Since my latest entry, Thanksgiving and Christmas have passed along with some family members. I really feel for my hubby because he has lost so many people in his life. The person he was years ago when we first met is different from the man I am in love with today.
The holidays only mean something to us because we have a child together. I am totally grateful for her because since I had gotten out of high school, these holidays sucked. Now, I get so excited to see Alaina be happy and excited to be around family. Thankfully she doesn’t take 15 minutes to open a present like she did for her first Christmas.

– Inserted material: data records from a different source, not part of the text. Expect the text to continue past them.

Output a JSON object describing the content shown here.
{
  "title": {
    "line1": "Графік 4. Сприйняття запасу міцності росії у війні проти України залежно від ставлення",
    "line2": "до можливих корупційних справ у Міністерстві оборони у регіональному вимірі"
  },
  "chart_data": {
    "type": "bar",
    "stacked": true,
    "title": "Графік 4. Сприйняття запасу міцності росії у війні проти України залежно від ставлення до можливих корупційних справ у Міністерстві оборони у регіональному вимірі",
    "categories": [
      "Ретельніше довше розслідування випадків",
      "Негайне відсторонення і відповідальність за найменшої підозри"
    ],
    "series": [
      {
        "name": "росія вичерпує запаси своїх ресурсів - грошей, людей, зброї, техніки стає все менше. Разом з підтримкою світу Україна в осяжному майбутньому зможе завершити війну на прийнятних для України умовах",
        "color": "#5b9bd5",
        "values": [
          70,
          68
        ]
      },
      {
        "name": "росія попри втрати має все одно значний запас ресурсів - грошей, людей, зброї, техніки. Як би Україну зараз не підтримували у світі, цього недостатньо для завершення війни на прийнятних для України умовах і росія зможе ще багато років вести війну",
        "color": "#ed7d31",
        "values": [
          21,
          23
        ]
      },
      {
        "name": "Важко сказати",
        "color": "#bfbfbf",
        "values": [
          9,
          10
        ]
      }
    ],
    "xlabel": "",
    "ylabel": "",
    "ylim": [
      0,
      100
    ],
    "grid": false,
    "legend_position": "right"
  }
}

Holidays also remind me of the people who may not be there physically everyday with us but genuinely care for our well-being. When you get gifts for your child, you feel really happy because they get them something. When they also decide to get you and your spouse a gift, you think, “Okay, they didn’t forget I exist, too.” No one asks where are you and how are you doing, it is how is the baby doing? The baby can’t even tell me how she’s doing. But you care more of what or how she’s doing than the people who created her…LOL. #ParentLife
When you’re a parent, you never feel like going anywhere. You don’t feel like getting yourself ready, a child ready, the diaper bag ready, and pack these items into a car, or take a bus in my case. The worse part is having to consider if Alaina took a nap already, if you want to nap with her, will she need to eat while we are out, and is there a place to change her diaper. If any of those things on my mental checklist are going to cause an issue, my ass will stay glued to the couch.
Then there are those moments where traditions have almost become nonexistent because of the loss of a person. Maybe you used to eat your great grandma’s cooking, maybe your best friend would pop over unannounced to come eat and get a gift from your parents, or maybe they brought a lot of fun and spirit to the house hold. It reminds me that I’m not close to turning 30, we are just getting much closer to death.
We must live on. We have to provide for our kids, be supportive of our families, and day by day contribute to society with our strengths and weakness that make us human. Those individuals helped form us before and after death. I believe in life after death, I always believe they are looking down upon us. It is the reason I never resorted to other means while dealing with my depression, because I have so much more to live for in life. My daughter, my hubby, my family, and most importantly myself.
“God intended for us to celebrate with joy in our hearts and to never forget what we are truly celebrating.”
I hope everyone has a wonderful Happy New Year.